Des prestations modernes pour les employés
Lors de leur assemblée constitutive, les Employés Suisse se sont présentés comme étant une organisation de services moderne destinée aux travailleurs et aux travailleuses. Ils ne se considèrent pas comme un syndicat. „Nous les Employés sommes indépendants et autonomes. Au lieu de prôner le centralisme, nous recherchons l'autonomie et l'individualité. Au lieu de prêcher des idéologies, nous misons sur la compréhension rationnelle et l'aptitude à négocier. Au lieu de chercher la confrontation, nous voulons le dialogue et des solutions win-win. Au lieu d'encourager la dépendance, nous voulons promouvoir l'indépendance des représentations des employés dans les entreprises“. C'est en ces termes que Vital G. Stutz, directeur des Employés Suisse, décrit l'association.

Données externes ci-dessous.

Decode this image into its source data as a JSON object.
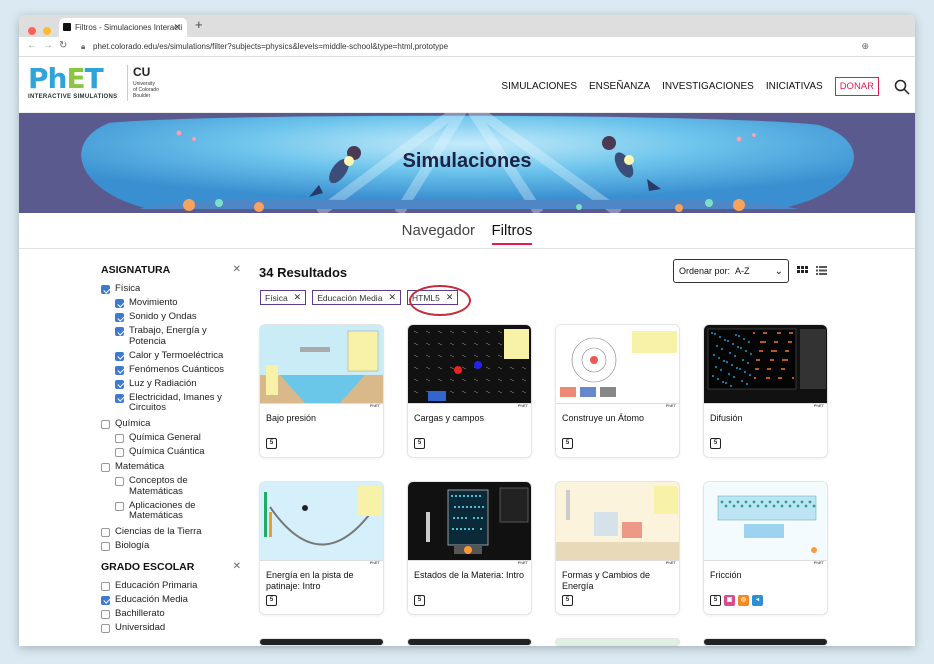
{
  "browser": {
    "tab_title": "Filtros - Simulaciones Interacti",
    "url": "phet.colorado.edu/es/simulations/filter?subjects=physics&levels=middle-school&type=html,prototype"
  },
  "header": {
    "logo_p": "Ph",
    "logo_e": "E",
    "logo_t": "T",
    "logo_sub": "INTERACTIVE SIMULATIONS",
    "cu_lines": [
      "University",
      "of Colorado",
      "Boulder"
    ],
    "nav": [
      "SIMULACIONES",
      "ENSEÑANZA",
      "INVESTIGACIONES",
      "INICIATIVAS"
    ],
    "donate": "DONAR"
  },
  "banner": {
    "title": "Simulaciones"
  },
  "view_tabs": {
    "browser": "Navegador",
    "filters": "Filtros"
  },
  "sidebar": {
    "subject_title": "ASIGNATURA",
    "subject_items": [
      {
        "label": "Física",
        "checked": true,
        "level": 1
      },
      {
        "label": "Movimiento",
        "checked": true,
        "level": 2
      },
      {
        "label": "Sonido y Ondas",
        "checked": true,
        "level": 2
      },
      {
        "label": "Trabajo, Energía y Potencia",
        "checked": true,
        "level": 2
      },
      {
        "label": "Calor y Termoeléctrica",
        "checked": true,
        "level": 2
      },
      {
        "label": "Fenómenos Cuánticos",
        "checked": true,
        "level": 2
      },
      {
        "label": "Luz y Radiación",
        "checked": true,
        "level": 2
      },
      {
        "label": "Electricidad, Imanes y Circuitos",
        "checked": true,
        "level": 2
      },
      {
        "label": "Química",
        "checked": false,
        "level": 1
      },
      {
        "label": "Química General",
        "checked": false,
        "level": 2
      },
      {
        "label": "Química Cuántica",
        "checked": false,
        "level": 2
      },
      {
        "label": "Matemática",
        "checked": false,
        "level": 1
      },
      {
        "label": "Conceptos de Matemáticas",
        "checked": false,
        "level": 2
      },
      {
        "label": "Aplicaciones de Matemáticas",
        "checked": false,
        "level": 2
      },
      {
        "label": "Ciencias de la Tierra",
        "checked": false,
        "level": 1
      },
      {
        "label": "Biología",
        "checked": false,
        "level": 1
      }
    ],
    "grade_title": "GRADO ESCOLAR",
    "grade_items": [
      {
        "label": "Educación Primaria",
        "checked": false
      },
      {
        "label": "Educación Media",
        "checked": true
      },
      {
        "label": "Bachillerato",
        "checked": false
      },
      {
        "label": "Universidad",
        "checked": false
      }
    ]
  },
  "results": {
    "count_label": "34 Resultados",
    "chips": [
      "Física",
      "Educación Media",
      "HTML5"
    ],
    "sort_label": "Ordenar por:",
    "sort_value": "A-Z"
  },
  "cards": [
    {
      "title": "Bajo presión",
      "badges": [
        "html5"
      ]
    },
    {
      "title": "Cargas y campos",
      "badges": [
        "html5"
      ]
    },
    {
      "title": "Construye un Átomo",
      "badges": [
        "html5"
      ]
    },
    {
      "title": "Difusión",
      "badges": [
        "html5"
      ]
    },
    {
      "title": "Energía en la pista de patinaje: Intro",
      "badges": [
        "html5"
      ]
    },
    {
      "title": "Estados de la Materia: Intro",
      "badges": [
        "html5"
      ]
    },
    {
      "title": "Formas y Cambios de Energía",
      "badges": [
        "html5"
      ]
    },
    {
      "title": "Fricción",
      "badges": [
        "html5",
        "pink",
        "orange",
        "blue"
      ]
    }
  ],
  "colors": {
    "accent": "#e21c4f",
    "chip_border": "#5c3c8e",
    "checkbox": "#3f7ad0",
    "highlight_ring": "#c42d3a"
  }
}
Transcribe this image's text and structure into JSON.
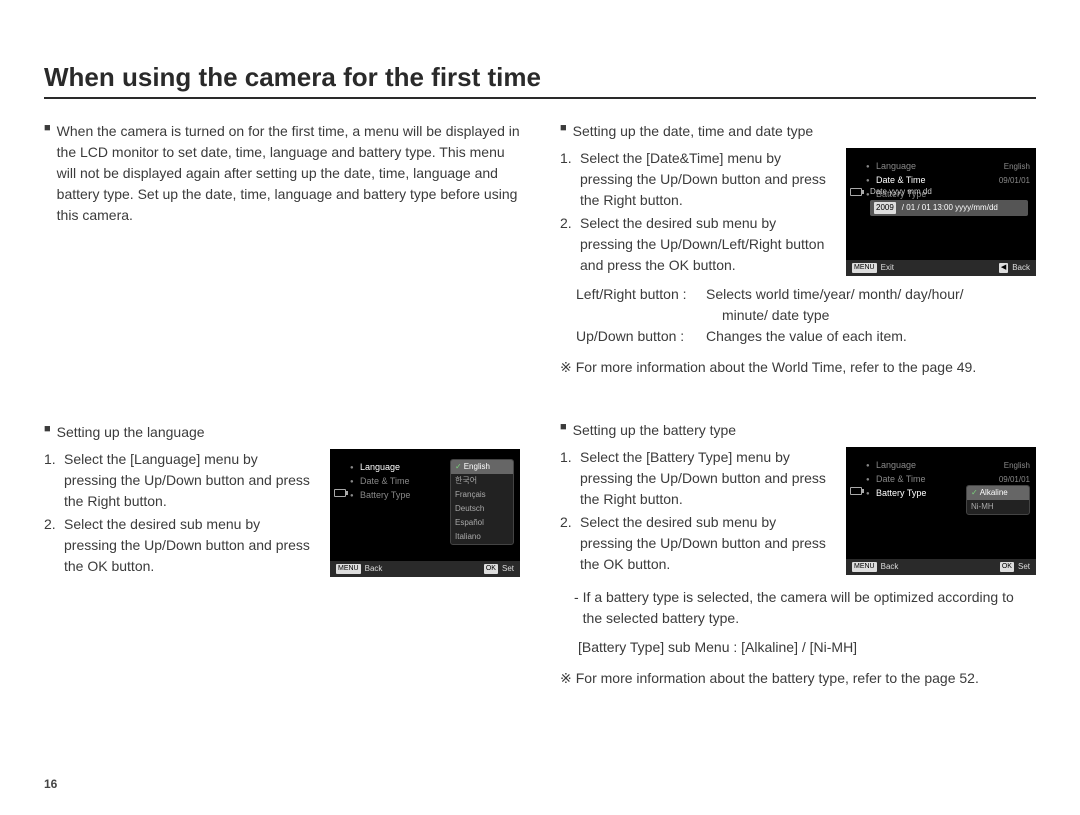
{
  "page": {
    "title": "When using the camera for the first time",
    "number": "16"
  },
  "left": {
    "intro": "When the camera is turned on for the first time, a menu will be displayed in the LCD monitor to set date, time, language and battery type. This menu will not be displayed again after setting up the date, time, language and battery type. Set up the date, time, language and battery type before using this camera.",
    "lang_heading": "Setting up the language",
    "lang_step1": "Select the [Language] menu by pressing the Up/Down button and press the Right button.",
    "lang_step2": "Select the desired sub menu by pressing the Up/Down button and press the OK button."
  },
  "right": {
    "date_heading": "Setting up the date, time and date type",
    "date_step1": "Select the [Date&Time] menu by pressing the Up/Down button and press the Right button.",
    "date_step2": "Select the desired sub menu by pressing the Up/Down/Left/Right button and press the OK button.",
    "lr_label": "Left/Right button :",
    "lr_text": "Selects world time/year/ month/ day/hour/",
    "lr_text2": "minute/ date type",
    "ud_label": "Up/Down button :",
    "ud_text": "Changes the value of each item.",
    "date_note": "For more information about the World Time, refer to the page 49.",
    "batt_heading": "Setting up the battery type",
    "batt_step1": "Select the [Battery Type] menu by pressing the Up/Down button and press the Right button.",
    "batt_step2": "Select the desired sub menu by pressing the Up/Down button and press the OK button.",
    "batt_opt_note": "If a battery type is selected, the camera will be optimized according to the selected battery type.",
    "batt_sub": "[Battery Type] sub Menu : [Alkaline] / [Ni-MH]",
    "batt_note": "For more information about the battery type, refer to the page 52."
  },
  "lcd_lang": {
    "items": [
      "Language",
      "Date & Time",
      "Battery Type"
    ],
    "options": [
      "English",
      "한국어",
      "Français",
      "Deutsch",
      "Español",
      "Italiano"
    ],
    "footer_left_key": "MENU",
    "footer_left": "Back",
    "footer_right_key": "OK",
    "footer_right": "Set"
  },
  "lcd_date": {
    "items": [
      "Language",
      "Date & Time",
      "Battery Type"
    ],
    "values": [
      "English",
      "09/01/01",
      ""
    ],
    "toplabel": "Date  yyyy mm dd",
    "edit": {
      "year": "2009",
      "rest": "/ 01 / 01   13:00   yyyy/mm/dd"
    },
    "footer_left_key": "MENU",
    "footer_left": "Exit",
    "footer_right_key": "◀",
    "footer_right": "Back"
  },
  "lcd_batt": {
    "items": [
      "Language",
      "Date & Time",
      "Battery Type"
    ],
    "values": [
      "English",
      "09/01/01",
      ""
    ],
    "options": [
      "Alkaline",
      "Ni-MH"
    ],
    "footer_left_key": "MENU",
    "footer_left": "Back",
    "footer_right_key": "OK",
    "footer_right": "Set"
  },
  "glyph": {
    "square": "■",
    "ref": "※",
    "dash": "-"
  }
}
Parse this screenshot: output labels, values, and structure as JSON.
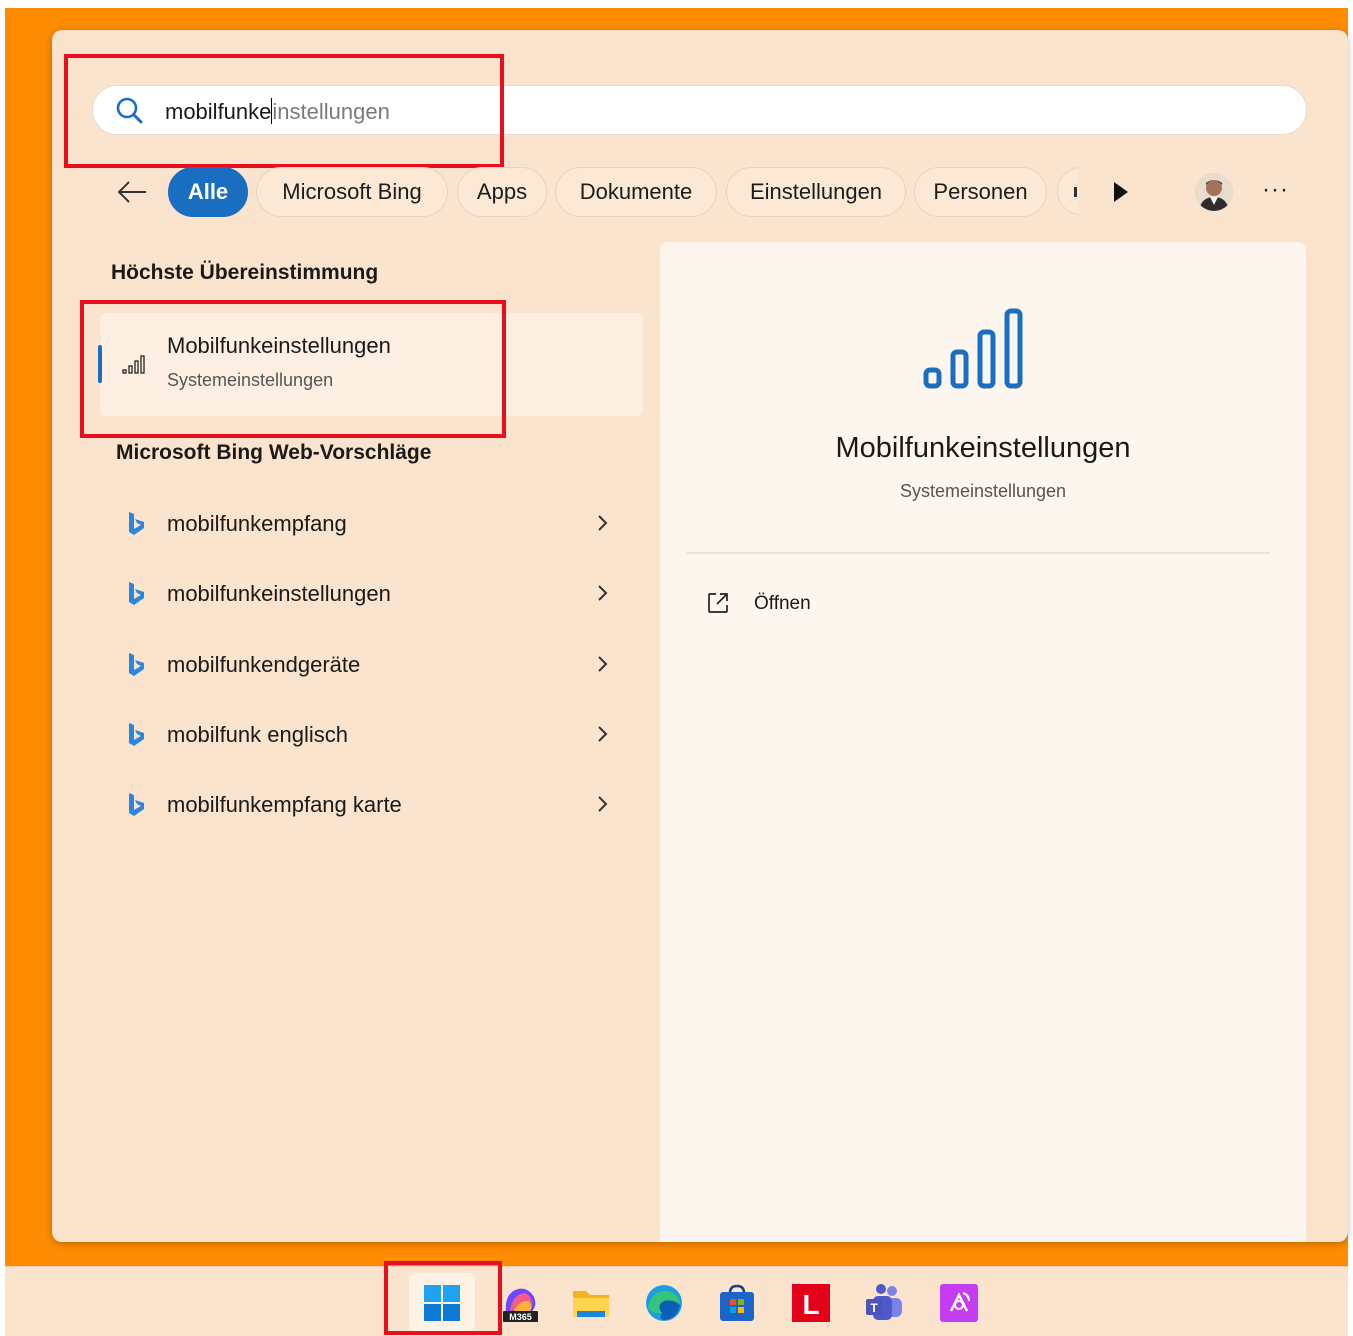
{
  "search": {
    "typed": "mobilfunke",
    "completion": "instellungen"
  },
  "filters": {
    "back_label": "←",
    "chips": [
      "Alle",
      "Microsoft Bing",
      "Apps",
      "Dokumente",
      "Einstellungen",
      "Personen"
    ],
    "active": "Alle",
    "more_label": "···"
  },
  "best_match": {
    "section_title": "Höchste Übereinstimmung",
    "title": "Mobilfunkeinstellungen",
    "subtitle": "Systemeinstellungen"
  },
  "web": {
    "section_title": "Microsoft Bing Web-Vorschläge",
    "items": [
      "mobilfunkempfang",
      "mobilfunkeinstellungen",
      "mobilfunkendgeräte",
      "mobilfunk englisch",
      "mobilfunkempfang karte"
    ]
  },
  "detail": {
    "title": "Mobilfunkeinstellungen",
    "subtitle": "Systemeinstellungen",
    "open_label": "Öffnen"
  },
  "taskbar": {
    "m365_badge": "M365",
    "lexware_letter": "L",
    "items": [
      "start-icon",
      "m365-copilot-icon",
      "file-explorer-icon",
      "edge-icon",
      "microsoft-store-icon",
      "lexware-icon",
      "teams-icon",
      "remote-app-icon"
    ]
  },
  "colors": {
    "desktop": "#ff8c00",
    "panel": "#fbe4cd",
    "accent": "#1a6ec0",
    "highlight": "#e8101e"
  }
}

Les employés sont la classe moyenne
Selon Vital G. Stutz, les Employés Suisse sont l'organisation propre à la classe moyenne. „Nos membres font progresser les grandes entreprises, construisent des turbines et développent de nouveaux médicaments. Ils travaillent dans la recherche, planifient, conçoivent, construisent, délèguent, dirigent, contrôlent. Nous sommes la classe moyenne, celle qui travaille, entrepreneuriale, qui fait bouger de grandes choses. Ce qui nous réunit et nous unit, c'est le travail et l'avenir du travail au 21ème siècle.“

L'employabilité des travailleurs et des travailleuses est cruciale
Vital G. Stutz souligne par ailleurs l'importance cruciale de l'employabilité de tous les employés: „C'est pourquoi une grande partie des prestations et de l'offre proposée par les Employés Suisse concerne le soutien et le conseil des employés, leur formation continue et leur carrière ainsi que leur santé.“

Les employés sont des co-entrepreneurs
Lionel Lecoq, responsable de la branche chimie/pharmacie et ancien président du VSAC, souligne le rôle des employés en tant que co-entrepreneurs: „Les employeurs savent que nous nous considérons comme une partie de l'entreprise, nous nous engageons activement et attendons que les employeurs donnent aux employés les responsabilités qui correspondent à un vrai partenariat social.“

Il a mis en particulier l'accent sur un des atouts des Employés Suisse: sa flexibilité, sa structure démocratique qui repose sur le fédéralisme et non sur le centralisme. „Les associations affiliées savent qu'elles peuvent influencer les décisions et que personne ne les force à faire ce qu'elles ne veulent pas faire.“

A la fin de la manifestation, Lionel Lecoq souligna encore une fois le fait que les Employés Suisse se considèrent comme une organisation représentant la classe moyenne et dont ils veulent défendre la situation, car elle représente la base d'une société stable: „C'est pourquoi nous nous battons contre l'exportation des postes de travail et nous nous engageons en faveur de salaires corrects et décents. C'est pourquoi nous devons aussi être actifs.“

Ouverts à d'autres branches
A l'avenir, les Employés Suisse ne veulent pas seulement se concentrer sur les deux secteurs MEM et Chimie/Pharmacie. Au contraire, ils sont ouverts aux employés de toutes les branches.